Despite her physical condition, Neith can still ride a bicycle -- in fact it is easier than walking for her -- and many Grove habitués might recognize her as the bike lady, a haggard woman with a gypsy scarf who peddles paintings. In the "Black Grove," where she has lived for 30 years, they call her "T-shirt" because of the hand-painted clothing she used to sell. But socialites and artists who lived in the Grove during the coke-addled Eighties know her real name, and many know that the name connects the poor and physically broken artist, whose shotgun shack and the charity of friends are the only things keeping her from homelessness, to Louise Nevelson, one of the Twentieth Century's preeminent artists.
Neith Nevelson, born in 1946, spent her youth surrounded by artistic luminaries in Italy and New York. Both her parents -- in addition to her grandmother -- were artists, and her upbringing was a heady mix of high society and bohemian freedom. She says she never went to school past sixth grade, though her native intelligence and conversational complexity indicate savvy and worldliness. When she looks you in the eye and addresses you in her forceful staccato, it is possible to see the fierce pride and dignity her grandmother exhibited in photos, and in life. Louise Nevelson was known as an extremely independent woman, at a time when that was rare enough to be scandalous. She simply shrugged off the trappings of conventional living.
Neith Nevelson seems to have adopted a similar disdain for the bureaucratic demands of what Joe Strummer called "a manila envelope world." But unlike her grandmother, who came from Russia as a small child and built a fortune from nothing, Neith's unconventionality morphed into an almost pathological determination not to keep up with the mundane chores of bill paying and appointment keeping, leading to a downward spiral that some would say is part and parcel of the same self-destructive bent that led to serious drug use and eventually homelessness. Neith doesn't deny indulging excesses -- she can't, given the several arrests on drug charges that are a matter of public record.

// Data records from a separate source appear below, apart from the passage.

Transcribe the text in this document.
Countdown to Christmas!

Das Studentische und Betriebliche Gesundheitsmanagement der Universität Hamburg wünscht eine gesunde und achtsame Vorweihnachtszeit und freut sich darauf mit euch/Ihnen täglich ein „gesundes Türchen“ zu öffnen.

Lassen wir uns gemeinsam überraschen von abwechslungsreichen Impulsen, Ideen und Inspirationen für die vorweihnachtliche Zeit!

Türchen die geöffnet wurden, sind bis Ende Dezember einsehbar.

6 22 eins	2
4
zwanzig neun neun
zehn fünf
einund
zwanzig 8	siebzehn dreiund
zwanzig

But she says she is not, as was asserted by many former friends and her own daughters in a lengthy Miami Herald profile written in 1996, a crack addict.
Neith can be as contradictory as she is forceful, stating in consecutive sentences that she doesn't care about money, has no natural bent for making money, and then that she wants to be rich and the only reason she paints anymore is for money. The next minute she says, archly, "I don't discuss money, it's vulgar."